Una vez más sentado en el gabinete quirúrgico del dentista. El que me va a atender es un profesional de mi confianza, al que acudo desde hace ya muchos años. No tantos como para que todavía tuviera mis dientes y muelas en buenas condiciones. Ya los tenía en un estado peor que mediano.
Entonces, cuando acudí a él por primera vez, tenía la clínica mirando al puerto a través de grandes ventanales. Ahora la tiene frente al parque. Mientras aguardo sentado en la silla de operaciones, apenas unos minutos, la vista de los árboles del parque y la música relajante que impregna el ambiente me sitúan en una disposición anímica que, o bien me duermo, o pido papel y lápiz y escribo unos versos (nunca llevo conmigo utensilios de escritura).
Entonces recuerdo que, en aquellos primeros tiempos de acudir a este dentista, le dediqué y regalé un poema. Un poema cuya copia no conservé y del que sólo recuerdo algunos versos, entre ellos un endecasílabo que le tomé prestado a don Francisco de Quevedo.
Antes había pasado por una etapa de regalar versos y quedarme con la copia; algo que al cabo de cierto tiempo consiguió que me sintiera mezquino, y dejé de hacerlo.
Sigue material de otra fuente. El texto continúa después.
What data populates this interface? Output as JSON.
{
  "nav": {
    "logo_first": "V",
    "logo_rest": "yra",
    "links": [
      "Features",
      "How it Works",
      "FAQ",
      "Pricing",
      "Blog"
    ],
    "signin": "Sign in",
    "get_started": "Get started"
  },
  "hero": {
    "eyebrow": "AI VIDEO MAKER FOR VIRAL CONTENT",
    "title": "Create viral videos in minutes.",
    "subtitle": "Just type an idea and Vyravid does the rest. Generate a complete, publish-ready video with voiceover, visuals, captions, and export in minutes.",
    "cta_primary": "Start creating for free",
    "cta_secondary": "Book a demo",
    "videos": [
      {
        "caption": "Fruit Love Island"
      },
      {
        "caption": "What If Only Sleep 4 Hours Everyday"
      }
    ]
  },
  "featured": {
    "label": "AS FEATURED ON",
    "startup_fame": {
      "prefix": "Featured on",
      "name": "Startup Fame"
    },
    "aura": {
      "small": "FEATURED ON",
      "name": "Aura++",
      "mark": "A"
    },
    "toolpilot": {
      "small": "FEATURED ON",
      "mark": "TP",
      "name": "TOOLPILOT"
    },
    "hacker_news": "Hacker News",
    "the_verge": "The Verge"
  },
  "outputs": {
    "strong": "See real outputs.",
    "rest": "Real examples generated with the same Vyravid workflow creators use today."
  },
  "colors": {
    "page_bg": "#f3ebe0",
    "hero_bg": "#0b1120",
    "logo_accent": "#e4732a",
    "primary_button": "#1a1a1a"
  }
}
Y si el obsequiado no encuentra, para mi regalo, ubicación mejor que el cubo de la basura, pues allá él y mi regalo.
En los últimos años, la verdad, no he tenido ocasión, o ganas, de hacer entrega de este tipo de presentes. La hago aquí, en este blog, para quien los encuentre y quiera llevárselos, con la satisfacción, además, de que siguen quedando aquí, todo lo inagotables que se quiera, para futuros visitantes.
Ahora, ya han pasado los minutos de relajación previos a la intervención. Entra el doctor y ya no toca escribir sino abrir la boca y estarse callado.